Frankly I aimed a blow at Muggridge in an unchristian spirit, but missed him, and fetched down a case of birds’ eggs.
Suspecting the emporium to be on fire, chance passers-by, always ready to thrust themselves into the misfortunes of other people, now rushed amongst us. A policeman entered also, and Mr. Muggridge, evidently disappointed to find his plans thus shattered and his scheme foiled, endeavoured to give me in charge. I explained the true position, however, or attempted to do so; but my self-respect deserted me.
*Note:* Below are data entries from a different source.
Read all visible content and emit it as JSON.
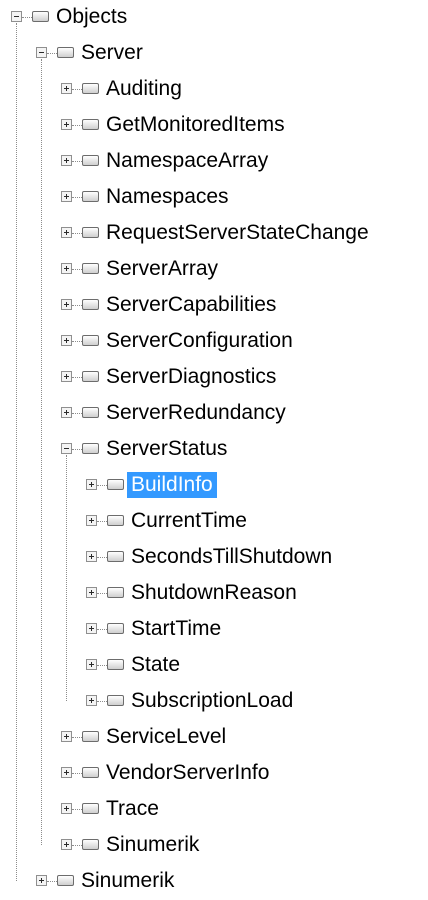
{
  "tree": {
    "nodes": [
      {
        "label": "Objects",
        "level": 0,
        "expanded": true,
        "selected": false
      },
      {
        "label": "Server",
        "level": 1,
        "expanded": true,
        "selected": false
      },
      {
        "label": "Auditing",
        "level": 2,
        "expanded": false,
        "selected": false
      },
      {
        "label": "GetMonitoredItems",
        "level": 2,
        "expanded": false,
        "selected": false
      },
      {
        "label": "NamespaceArray",
        "level": 2,
        "expanded": false,
        "selected": false
      },
      {
        "label": "Namespaces",
        "level": 2,
        "expanded": false,
        "selected": false
      },
      {
        "label": "RequestServerStateChange",
        "level": 2,
        "expanded": false,
        "selected": false
      },
      {
        "label": "ServerArray",
        "level": 2,
        "expanded": false,
        "selected": false
      },
      {
        "label": "ServerCapabilities",
        "level": 2,
        "expanded": false,
        "selected": false
      },
      {
        "label": "ServerConfiguration",
        "level": 2,
        "expanded": false,
        "selected": false
      },
      {
        "label": "ServerDiagnostics",
        "level": 2,
        "expanded": false,
        "selected": false
      },
      {
        "label": "ServerRedundancy",
        "level": 2,
        "expanded": false,
        "selected": false
      },
      {
        "label": "ServerStatus",
        "level": 2,
        "expanded": true,
        "selected": false
      },
      {
        "label": "BuildInfo",
        "level": 3,
        "expanded": false,
        "selected": true
      },
      {
        "label": "CurrentTime",
        "level": 3,
        "expanded": false,
        "selected": false
      },
      {
        "label": "SecondsTillShutdown",
        "level": 3,
        "expanded": false,
        "selected": false
      },
      {
        "label": "ShutdownReason",
        "level": 3,
        "expanded": false,
        "selected": false
      },
      {
        "label": "StartTime",
        "level": 3,
        "expanded": false,
        "selected": false
      },
      {
        "label": "State",
        "level": 3,
        "expanded": false,
        "selected": false
      },
      {
        "label": "SubscriptionLoad",
        "level": 3,
        "expanded": false,
        "selected": false
      },
      {
        "label": "ServiceLevel",
        "level": 2,
        "expanded": false,
        "selected": false
      },
      {
        "label": "VendorServerInfo",
        "level": 2,
        "expanded": false,
        "selected": false
      },
      {
        "label": "Trace",
        "level": 2,
        "expanded": false,
        "selected": false
      },
      {
        "label": "Sinumerik",
        "level": 2,
        "expanded": false,
        "selected": false
      },
      {
        "label": "Sinumerik",
        "level": 1,
        "expanded": false,
        "selected": false
      }
    ]
  },
  "colors": {
    "selection": "#3399ff",
    "selection_text": "#ffffff",
    "lines": "#8c8c8c"
  },
  "icons": {
    "expanded": "minus-box-icon",
    "collapsed": "plus-box-icon",
    "node": "node-icon"
  }
}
I raised my voice as Muggridge raised his; I even used language that will always be a sorrow to me in moments of retrospection. We raved each at the other and danced round the policeman, while goldfish flapped about our feet and green lizards tried to ascend our trouser-legs. The constable himself turned round and round, licking a pencil and trying to make notes in a little book. Presently I think he began to grow giddy and faint-hearted. At any rate, he realised the futility of working up an effective case, so he shut his book, showed anger, and took certain definite measures.
First he swept a few promiscuous spectators out of the shop, then he thrust the infuriated Muggridge back behind his counter, and finally turned to me.